JPEGs are lossy, always. The image deteriorates every single time you save or re-save the image and then close it, even if you do nothing else to it, no exceptions. Even the very first time you close and save a JPEG.
My personal preference is to work with PSDs.
I would not consider the PDF format to keep images, for a variety or reasons.
Chris Cox wrote:
…Converting a lossy file format to a lossless file format doesn't magically recover the image quality/data you've already lost.
I would add: not magically and not otherwise, in any other manner or form.
Wow, I didn't even think of the Photoshop option. I'll have to save a couple images as both TIFF and Photoshop, then compare the file sizes.
Also, suppose I save a really big image - like a full-page photo - as a PSD or TIFF, with an enormous file size. Let's say the the PSD/TIFF measures 5,000 X 5,000 pixels. I could simply open it in Photoshop and resize it to 500 X 500 pixels without losing any image quality, right?
I guess there would have to be limits; if I reduced an image to 5px X 5px, then I'd obviously lose something. But can I safely resize images in the range of 5,000 px to 500 px?
…Also, suppose I save a really big image - like a full-page photo - as a PSD or TIFF, with an enormous file size. Let's say the the PSD/TIFF measures 5,000 X 5,000 pixels. I could simply open it in Photoshop and resize it to 500 X 500 pixels without losing any image quality, right?

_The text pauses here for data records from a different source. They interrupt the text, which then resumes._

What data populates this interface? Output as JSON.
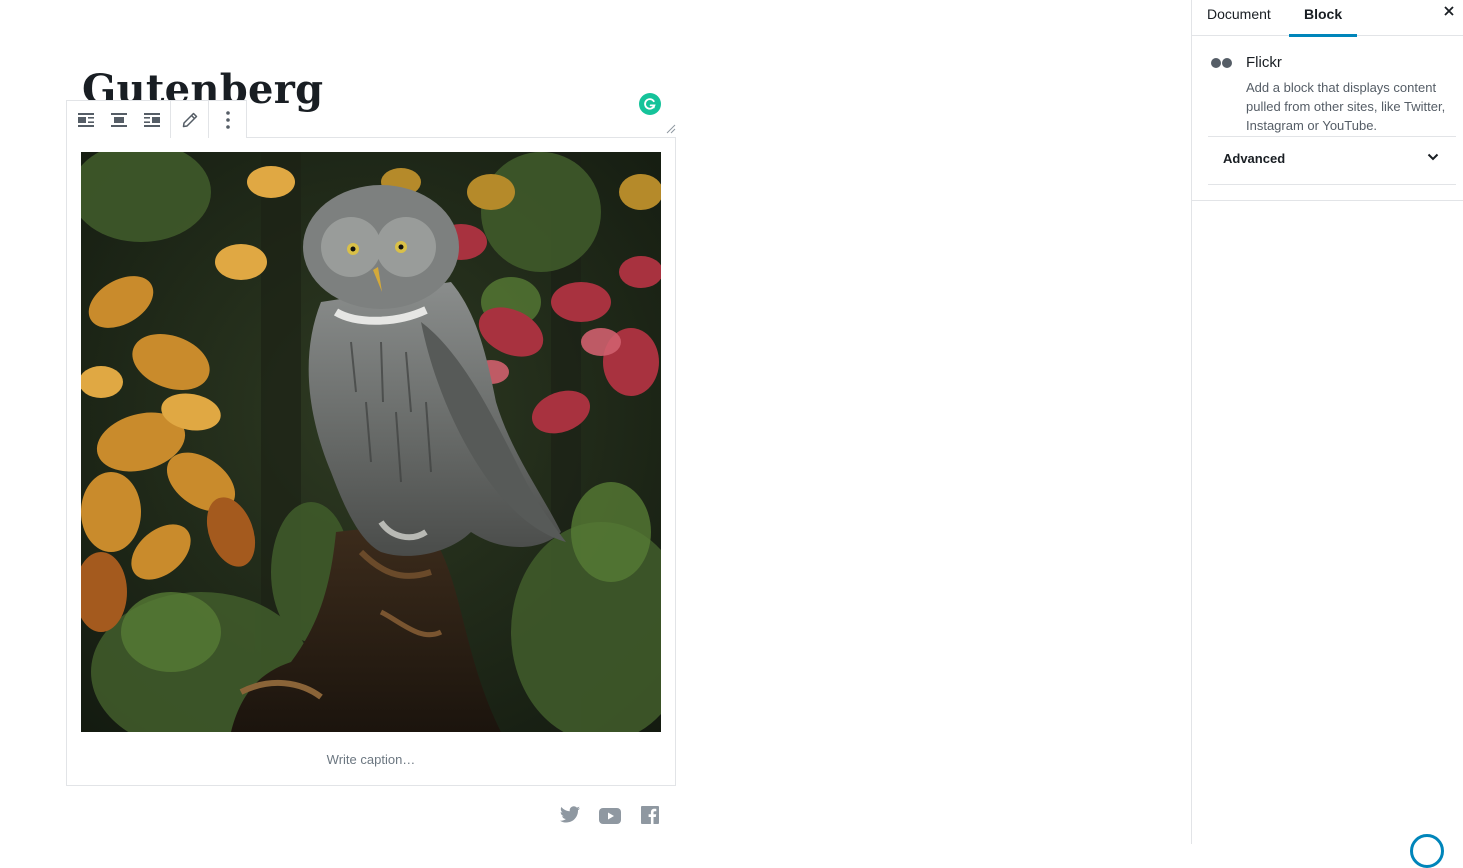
{
  "post": {
    "title": "Gutenberg"
  },
  "toolbar": {
    "buttons": [
      {
        "name": "align-left-icon",
        "label": "Align left"
      },
      {
        "name": "align-center-icon",
        "label": "Align center"
      },
      {
        "name": "align-right-icon",
        "label": "Align right"
      },
      {
        "name": "edit-url-icon",
        "label": "Edit URL"
      },
      {
        "name": "more-options-icon",
        "label": "More options"
      }
    ]
  },
  "embed": {
    "provider": "Flickr",
    "image_subject": "Great grey owl perched on a tree stump among autumn foliage",
    "caption_placeholder": "Write caption…"
  },
  "social_icons": [
    "twitter-icon",
    "youtube-icon",
    "facebook-icon"
  ],
  "sidebar": {
    "tabs": [
      {
        "label": "Document",
        "active": false
      },
      {
        "label": "Block",
        "active": true
      }
    ],
    "block": {
      "name": "Flickr",
      "description": "Add a block that displays content pulled from other sites, like Twitter, Instagram or YouTube."
    },
    "panels": [
      {
        "label": "Advanced",
        "expanded": false
      }
    ]
  },
  "colors": {
    "accent": "#0085ba",
    "grammarly": "#15c39a",
    "border": "#e2e4e7",
    "icon_gray": "#555d66"
  }
}
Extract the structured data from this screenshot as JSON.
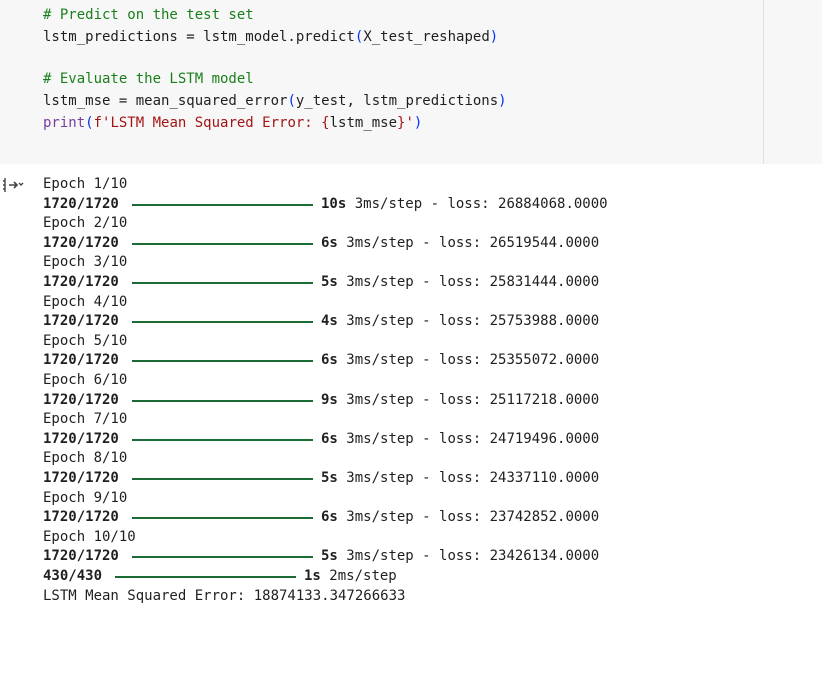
{
  "code": {
    "comment1": "# Predict on the test set",
    "line2_a": "lstm_predictions = lstm_model.predict",
    "line2_open": "(",
    "line2_arg": "X_test_reshaped",
    "line2_close": ")",
    "comment2": "# Evaluate the LSTM model",
    "line4_a": "lstm_mse = mean_squared_error",
    "line4_open": "(",
    "line4_args": "y_test, lstm_predictions",
    "line4_close": ")",
    "print_kw": "print",
    "print_open": "(",
    "print_str_a": "f'LSTM Mean Squared Error: ",
    "print_brace_open": "{",
    "print_var": "lstm_mse",
    "print_brace_close": "}",
    "print_str_b": "'",
    "print_close": ")"
  },
  "output": {
    "icon": "output-toggle-icon",
    "epochs": [
      {
        "label": "Epoch 1/10",
        "steps": "1720/1720",
        "progress": 1.0,
        "time": "10s",
        "rest": "3ms/step - loss: 26884068.0000"
      },
      {
        "label": "Epoch 2/10",
        "steps": "1720/1720",
        "progress": 1.0,
        "time": "6s",
        "rest": "3ms/step - loss: 26519544.0000"
      },
      {
        "label": "Epoch 3/10",
        "steps": "1720/1720",
        "progress": 1.0,
        "time": "5s",
        "rest": "3ms/step - loss: 25831444.0000"
      },
      {
        "label": "Epoch 4/10",
        "steps": "1720/1720",
        "progress": 1.0,
        "time": "4s",
        "rest": "3ms/step - loss: 25753988.0000"
      },
      {
        "label": "Epoch 5/10",
        "steps": "1720/1720",
        "progress": 1.0,
        "time": "6s",
        "rest": "3ms/step - loss: 25355072.0000"
      },
      {
        "label": "Epoch 6/10",
        "steps": "1720/1720",
        "progress": 1.0,
        "time": "9s",
        "rest": "3ms/step - loss: 25117218.0000"
      },
      {
        "label": "Epoch 7/10",
        "steps": "1720/1720",
        "progress": 1.0,
        "time": "6s",
        "rest": "3ms/step - loss: 24719496.0000"
      },
      {
        "label": "Epoch 8/10",
        "steps": "1720/1720",
        "progress": 1.0,
        "time": "5s",
        "rest": "3ms/step - loss: 24337110.0000"
      },
      {
        "label": "Epoch 9/10",
        "steps": "1720/1720",
        "progress": 1.0,
        "time": "6s",
        "rest": "3ms/step - loss: 23742852.0000"
      },
      {
        "label": "Epoch 10/10",
        "steps": "1720/1720",
        "progress": 1.0,
        "time": "5s",
        "rest": "3ms/step - loss: 23426134.0000"
      }
    ],
    "predict": {
      "steps": "430/430",
      "progress": 1.0,
      "time": "1s",
      "rest": "2ms/step"
    },
    "mse": "LSTM Mean Squared Error: 18874133.347266633"
  }
}
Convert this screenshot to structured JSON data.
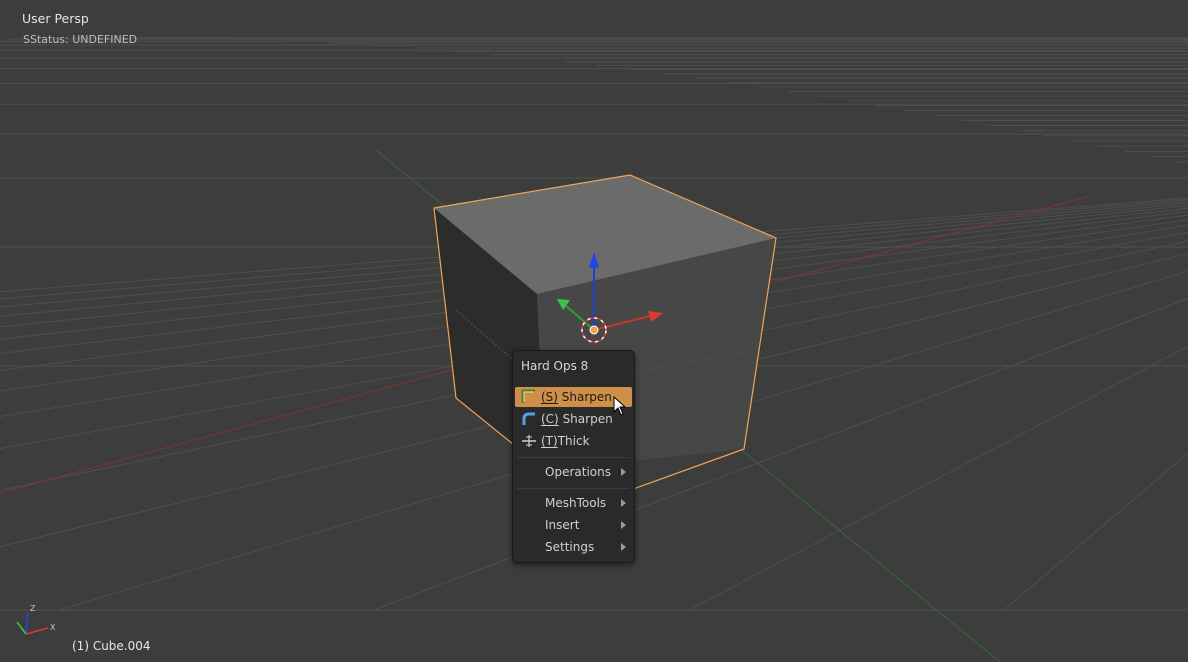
{
  "viewport": {
    "view_name": "User Persp",
    "status": "SStatus: UNDEFINED",
    "object": "(1) Cube.004",
    "axis_labels": {
      "z": "Z",
      "x": "X"
    }
  },
  "menu": {
    "title": "Hard Ops 8",
    "items": [
      {
        "key": "(S)",
        "label": " Sharpen",
        "icon": "sharpen-s-icon",
        "active": true
      },
      {
        "key": "(C)",
        "label": " Sharpen",
        "icon": "sharpen-c-icon",
        "active": false
      },
      {
        "key": "(T)",
        "label": "Thick",
        "icon": "thick-icon",
        "active": false
      }
    ],
    "submenus": [
      {
        "label": "Operations"
      },
      {
        "label": "MeshTools"
      },
      {
        "label": "Insert"
      },
      {
        "label": "Settings"
      }
    ]
  },
  "colors": {
    "background": "#3d3d3d",
    "grid": "#4d4d4d",
    "selection_outline": "#f2a35a",
    "menu_highlight": "#d08f48",
    "x_axis": "#c0392b",
    "y_axis": "#2e9e3a",
    "z_axis": "#1c3fd1"
  }
}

You would lose a huge amount of quality. In your example, you'd be downsampling from 25,000,000 pixels to a pathetically tiny 250,000, a MASSIVE LOSS!
OK, it sounds like I'm stuck with huge file sizes. I'll have to do a little more homework. It looks like I can't save images as PSD with Acrobat and presumably not with my scanner. (I'll have to check my scanner when I get home.)
So I'll tentatively save images as TIFF's, then I might be able to compress or zip them. I see a lot of options I have to learn about.
Thanks again for the tips.
digitizing my personal library of letters, pamphlets, government documents, etc.
Do they have to be really that high res? If you are just interested in text legibility... 5K x 5K may be overkill. Scanned docs and JPG are a a terrible choice. (Tons of artifact around the characters). TIFF with LZW compression... or, even though it is not considered a high quality format, maybe GIF? It would make a smaller file size by reducing the number of colors in the doc. In your case, that may be fine. You could scan at 5K x 5K, but say you only use 16 indexed colors (as opposed to 16.77 million) that might be a good compromise. But, like I said, usually you don't hear of GIF being a much used archiving format.
No high res needed for your purpose.
Let your OCR program take care of all the work.
I use Omnipage (but I'm sure other OCR applications can do this as well). With 1 click the application scans the document, recognises the text and creates searchable PDF's (with images)
I've already begun scanning my documents using Adobe Acrobat with OCR capability, and it seems to be working just fine for text. I've been able to create PDF's that I can save as text files.
I just wasn't sure how to handle images. I've now learned that the images on my PDF won't be enough. I'll have to go back and scan them again as TIF files. Now I have to learn about compression and all the other options.